C’est dans un climat tendu que la garde des sceaux, Rachida Dati, présente lundi 28 juillet, en conseil des ministres, son projet de loi pénitentiaire. La surpopulation carcérale a en effet atteint un niveau record au 1er juillet, avec 64 250 personnes pour 50 806 places dans les quelque 200 prisons françaises, soit un taux d’occupation supérieur à 126 %.
Engagement de campagne de Nicolas Sarkozy, ce texte, annoncé comme « fondateur » par la ministre de la justice, vise à mettre la France en conformité avec la réglementation européenne sur les droits des détenus. Surtout, afin de désengorger les prisons, il prévoit de développer les peines alternatives à l’incarcération, notamment pour les personnes en attente de jugement et les condamnés à de courtes peines. Le projet de loi prévoit de généraliser le bracelet électronique, qui existe depuis 1997. Son usage sera « ordonné » par le juge quand les peines sont inférieures ou égales à six mois de prison. Les aménagements de peine (semi-liberté, travaux d’intérêt général, etc.) seront étendus aux condamnés à deux ans de prison, au lieu d’un an actuellement.
« BELLE LOI »
Consulté pour avis, le Conseil d’Etat a demandé à ce que plusieurs articles du projet de loi soient scindés afin que les dispositions qu’ils contiennent soient davantage détaillées, mais n’a pas modifié ses principales dispositions. Le vice-président du Conseil d’Etat, Jean-Marc Sauvé, a même salué une « belle loi ». Reste que certaines modalités relatives aux aménagements de peine, aux droits des détenus ainsi qu’à leurs garanties disciplinaires ont été retirées du texte, les magistrats du Conseil d’Etat ont en effet estimé qu’elles relevaient de la voie réglementaire plutôt que de la loi.

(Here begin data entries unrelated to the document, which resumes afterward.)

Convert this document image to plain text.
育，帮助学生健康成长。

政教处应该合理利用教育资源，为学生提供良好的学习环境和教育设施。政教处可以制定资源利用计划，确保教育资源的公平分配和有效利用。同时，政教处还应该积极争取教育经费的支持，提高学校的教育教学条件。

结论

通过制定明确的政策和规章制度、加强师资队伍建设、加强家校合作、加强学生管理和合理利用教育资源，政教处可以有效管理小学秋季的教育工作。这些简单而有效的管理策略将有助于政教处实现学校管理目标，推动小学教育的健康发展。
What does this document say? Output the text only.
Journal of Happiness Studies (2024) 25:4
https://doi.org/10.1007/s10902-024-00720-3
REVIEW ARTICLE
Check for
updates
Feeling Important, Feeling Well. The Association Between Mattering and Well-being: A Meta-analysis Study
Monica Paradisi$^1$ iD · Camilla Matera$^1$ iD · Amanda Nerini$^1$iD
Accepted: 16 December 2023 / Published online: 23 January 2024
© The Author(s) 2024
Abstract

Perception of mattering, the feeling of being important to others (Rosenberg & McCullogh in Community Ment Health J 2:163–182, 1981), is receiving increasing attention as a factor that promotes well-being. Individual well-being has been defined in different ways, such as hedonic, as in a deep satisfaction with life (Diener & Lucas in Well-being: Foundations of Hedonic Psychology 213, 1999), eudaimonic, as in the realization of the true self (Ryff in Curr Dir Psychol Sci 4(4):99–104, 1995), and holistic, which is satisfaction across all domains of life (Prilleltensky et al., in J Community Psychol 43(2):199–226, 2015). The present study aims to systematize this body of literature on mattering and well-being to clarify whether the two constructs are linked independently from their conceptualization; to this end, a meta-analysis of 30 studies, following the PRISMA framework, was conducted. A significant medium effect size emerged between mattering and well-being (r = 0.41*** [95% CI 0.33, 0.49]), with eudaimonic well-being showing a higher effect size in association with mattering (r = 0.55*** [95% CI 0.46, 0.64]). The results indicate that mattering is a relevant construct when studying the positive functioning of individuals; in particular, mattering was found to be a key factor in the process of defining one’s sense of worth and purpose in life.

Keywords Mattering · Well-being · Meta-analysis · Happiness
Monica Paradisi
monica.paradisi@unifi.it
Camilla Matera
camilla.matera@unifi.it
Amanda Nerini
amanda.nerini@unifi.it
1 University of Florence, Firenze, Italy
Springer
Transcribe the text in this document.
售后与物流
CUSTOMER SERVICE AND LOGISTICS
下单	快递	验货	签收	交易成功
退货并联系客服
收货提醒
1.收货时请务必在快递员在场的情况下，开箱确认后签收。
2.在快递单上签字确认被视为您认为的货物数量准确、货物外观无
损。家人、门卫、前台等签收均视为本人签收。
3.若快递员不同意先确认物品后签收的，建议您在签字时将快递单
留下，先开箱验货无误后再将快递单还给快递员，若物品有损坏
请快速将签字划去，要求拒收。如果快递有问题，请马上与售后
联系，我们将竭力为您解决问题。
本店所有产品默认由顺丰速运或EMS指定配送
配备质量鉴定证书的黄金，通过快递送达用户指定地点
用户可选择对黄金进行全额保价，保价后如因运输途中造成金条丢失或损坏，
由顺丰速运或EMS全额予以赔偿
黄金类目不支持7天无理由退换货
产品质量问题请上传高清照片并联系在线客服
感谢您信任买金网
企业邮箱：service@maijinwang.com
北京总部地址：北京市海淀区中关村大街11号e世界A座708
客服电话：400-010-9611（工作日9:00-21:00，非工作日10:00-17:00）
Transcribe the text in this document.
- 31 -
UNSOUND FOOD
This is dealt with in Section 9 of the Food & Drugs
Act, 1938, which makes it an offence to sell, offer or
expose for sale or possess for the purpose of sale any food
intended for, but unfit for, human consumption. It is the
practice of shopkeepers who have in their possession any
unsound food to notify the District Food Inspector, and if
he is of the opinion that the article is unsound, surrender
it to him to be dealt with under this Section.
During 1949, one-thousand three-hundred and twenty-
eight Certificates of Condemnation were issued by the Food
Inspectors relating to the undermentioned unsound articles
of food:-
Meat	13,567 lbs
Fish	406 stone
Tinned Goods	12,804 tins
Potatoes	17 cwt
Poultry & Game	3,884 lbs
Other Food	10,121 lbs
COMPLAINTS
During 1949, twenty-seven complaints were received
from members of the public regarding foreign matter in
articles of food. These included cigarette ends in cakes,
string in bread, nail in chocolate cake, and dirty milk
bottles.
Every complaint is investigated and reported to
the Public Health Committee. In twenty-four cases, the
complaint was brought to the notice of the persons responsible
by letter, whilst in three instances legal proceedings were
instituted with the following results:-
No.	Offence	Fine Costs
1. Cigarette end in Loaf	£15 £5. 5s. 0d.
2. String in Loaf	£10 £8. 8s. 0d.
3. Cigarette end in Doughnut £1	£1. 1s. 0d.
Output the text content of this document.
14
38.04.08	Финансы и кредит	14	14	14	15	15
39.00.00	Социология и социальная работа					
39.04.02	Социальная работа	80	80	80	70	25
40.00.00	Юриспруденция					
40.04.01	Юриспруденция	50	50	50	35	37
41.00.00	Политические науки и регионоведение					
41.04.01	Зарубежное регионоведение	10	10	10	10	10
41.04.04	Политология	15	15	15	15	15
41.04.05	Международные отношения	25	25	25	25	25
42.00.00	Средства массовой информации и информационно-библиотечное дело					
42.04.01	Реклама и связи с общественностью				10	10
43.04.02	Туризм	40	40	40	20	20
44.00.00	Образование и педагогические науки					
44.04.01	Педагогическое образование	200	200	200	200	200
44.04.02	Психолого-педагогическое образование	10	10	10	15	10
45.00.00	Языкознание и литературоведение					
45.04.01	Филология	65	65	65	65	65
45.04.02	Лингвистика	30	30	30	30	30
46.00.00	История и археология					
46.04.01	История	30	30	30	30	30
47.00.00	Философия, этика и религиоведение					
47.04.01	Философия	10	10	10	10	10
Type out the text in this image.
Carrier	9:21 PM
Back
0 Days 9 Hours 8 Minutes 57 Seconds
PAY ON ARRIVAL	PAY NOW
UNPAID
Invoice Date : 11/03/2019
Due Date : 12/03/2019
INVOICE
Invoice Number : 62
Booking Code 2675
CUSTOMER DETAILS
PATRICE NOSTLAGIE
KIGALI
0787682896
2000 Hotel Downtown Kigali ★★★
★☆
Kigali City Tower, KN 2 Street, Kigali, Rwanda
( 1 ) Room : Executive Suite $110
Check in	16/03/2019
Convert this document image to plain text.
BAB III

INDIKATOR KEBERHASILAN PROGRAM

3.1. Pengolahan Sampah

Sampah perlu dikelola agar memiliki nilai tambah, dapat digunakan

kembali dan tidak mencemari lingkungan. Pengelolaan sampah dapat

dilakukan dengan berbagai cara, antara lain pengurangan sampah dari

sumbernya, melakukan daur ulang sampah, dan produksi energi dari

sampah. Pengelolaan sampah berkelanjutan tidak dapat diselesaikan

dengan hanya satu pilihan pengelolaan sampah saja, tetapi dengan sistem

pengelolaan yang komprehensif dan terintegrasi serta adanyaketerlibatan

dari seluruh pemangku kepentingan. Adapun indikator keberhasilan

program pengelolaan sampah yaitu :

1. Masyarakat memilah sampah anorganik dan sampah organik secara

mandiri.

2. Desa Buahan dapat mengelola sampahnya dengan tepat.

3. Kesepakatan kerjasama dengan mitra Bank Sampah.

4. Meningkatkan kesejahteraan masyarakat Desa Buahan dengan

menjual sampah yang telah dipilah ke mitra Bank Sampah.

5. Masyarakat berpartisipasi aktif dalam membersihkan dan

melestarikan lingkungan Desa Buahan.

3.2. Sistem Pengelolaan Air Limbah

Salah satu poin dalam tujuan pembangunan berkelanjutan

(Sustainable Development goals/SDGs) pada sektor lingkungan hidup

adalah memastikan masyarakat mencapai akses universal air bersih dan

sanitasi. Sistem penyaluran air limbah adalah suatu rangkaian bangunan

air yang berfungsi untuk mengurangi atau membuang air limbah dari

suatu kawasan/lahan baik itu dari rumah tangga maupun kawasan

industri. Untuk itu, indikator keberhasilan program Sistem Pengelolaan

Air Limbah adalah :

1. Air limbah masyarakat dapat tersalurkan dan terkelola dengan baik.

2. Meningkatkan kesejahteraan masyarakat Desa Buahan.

Le projet laisse les syndicats dubitatifs. S’ils soutiennent le développement des alternatives à l’incarcération pour désemplir les prisons, ils restent perplexes sur leur mise en œuvre et reprochent au projet son manque d’ambition. Pour Jean-François Forget, de l’UFAP (Union fédérale autonome pénitentiaire), il se résume à « un toilettage » de mesures déjà existantes et n’est pas à la hauteur de la situation d’urgence dans les prisons. Christophe Marquès, numéro un de FO-Pénitentiaire, dit craindre « pour la sécurité des personnels et des détenus ». « Il n’y a pas aujourd’hui les moyens, en personnel notamment, de rendre ces mesures effectives rapidement », ajoute Céline Verzeletti, de la CGT-Pénitentiaire.
Le texte devrait commencer son parcours parlementaire en octobre au Sénat.
LES PRINCIPAUX POINTS DU TEXTE
Alternatives à la détention : le projet de loi crée l’assignation à résidence sous surveillance électronique pour diminuer le nombre de détentions provisoires. Les condamnés à des peines de prison de deux ans et moins pourront être l’objet d’un aménagement de peine s’ils présentent des garanties de réinsertion.
Droits des détenus : ils pourront élire domicile à la prison. L’accès au téléphone est généralisé. Ceux qui travaillent signeront un « acte d’engagement professionnel » avec la direction de la prison.
Régime de détention : le texte généralise un parcours d’exécution des peines, afin d’individualiser le régime de détention, en fonction de la personnalité, des efforts de réinsertion, mais aussi de la dangerosité. Le régime disciplinaire est légèrement assoupli. Un nouveau moratoire de cinq ans est adopté pour l’encellulement individuel, auquel le projet préfère le principe « un détenu, une place ».
Un serment pour le personnel : les personnels pénitentiaires prêteront serment, avant de prendre leurs fonctions. Ils devront se plier à un code de déontologie qui prévoit le respect des droits fondamentaux des détenus.
Article paru sur LeMonde.fr le 28 juillet 2008.